165
"Forgive!"--she ceas'd, and pour'd her hopeless tear.
Now night descends, and steeps each weary breast,
Save sad Aciloe's, in the balm of rest.
Her aged father's beauteous dwelling stood
Near the cool shelter of a waving wood: 170
But now the gales that bend its foliage die,
Soft on the silver turf its shadows lie;
While, slowly wand'ring o'er the scene below,
The gazing moon look'd pale as silent woe.
The sacred shade, amid whose fragrant bowers 175
Zamor oft sooth'd with song the evening hours,
Pour'd to the lunar orb, his magic lay,
More mild, more pensive than her musing ray,
That shade with trembling step, the mourner sought,
And thus she breath'd her tender, plaintive thought. 180
"Ah where, dear object of these piercing pains,
"Where rests thy murder'd form, thy lov'd remains?

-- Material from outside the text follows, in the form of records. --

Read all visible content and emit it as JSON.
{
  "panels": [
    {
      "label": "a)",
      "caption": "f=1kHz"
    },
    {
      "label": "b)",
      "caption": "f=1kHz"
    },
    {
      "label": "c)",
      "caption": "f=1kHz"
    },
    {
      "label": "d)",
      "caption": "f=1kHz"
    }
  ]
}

"On what sad spot, my Zamor, flow'd the wound
"That purpled with thy streaming blood the ground?
"Oh had Aciloe in that hour been nigh, 185
"Had'st thou but fix'd on me thy closing eye;
"Told with faint voice, 'twas death's worst pang to part,
"And dropp'd thy last, cold tear upon my heart!
"A pang less bitter then would waste this breast,
"That in the grave alone shall seek its rest. 190
"Soon as some friendly hand, in mercy leads
"My aged father, safe to Chili's meads;
"Death shall for ever, seal the nuptial tie,
"The heart belov'd by thee is fix'd to die."
She ceas'd, when dimly thro' a flood of tears 195
She sees her Zamor's form, his voice she hears.--
"'Tis he, she cried, he moves upon the gale,
"My Zamor's sigh is deep--his look is pale--
"I faint"--his arms receive her sinking frame,
He calls his love by every tender name, 200
He stays her fleeting spirit--life anew
Warms her cold cheek--his tears her cheek bedew--
"Thy Zamor lives, he cried: as on the ground
"I senseless lay, some child of pity bound
"My bleeding wounds, and bore me from the plain-- 205
"But thou art lost, and I have liv'd in vain."
"Forgive, she cried, in accents of despair,
"Zamor forgive thy wrongs, and oh forbear
"The mild reproach that fills thy mournful eye,
"The tear that wets thy cheek--I mean to die! 210
"Could I behold my aged sire endure
"The pains his wretched child had power to cure?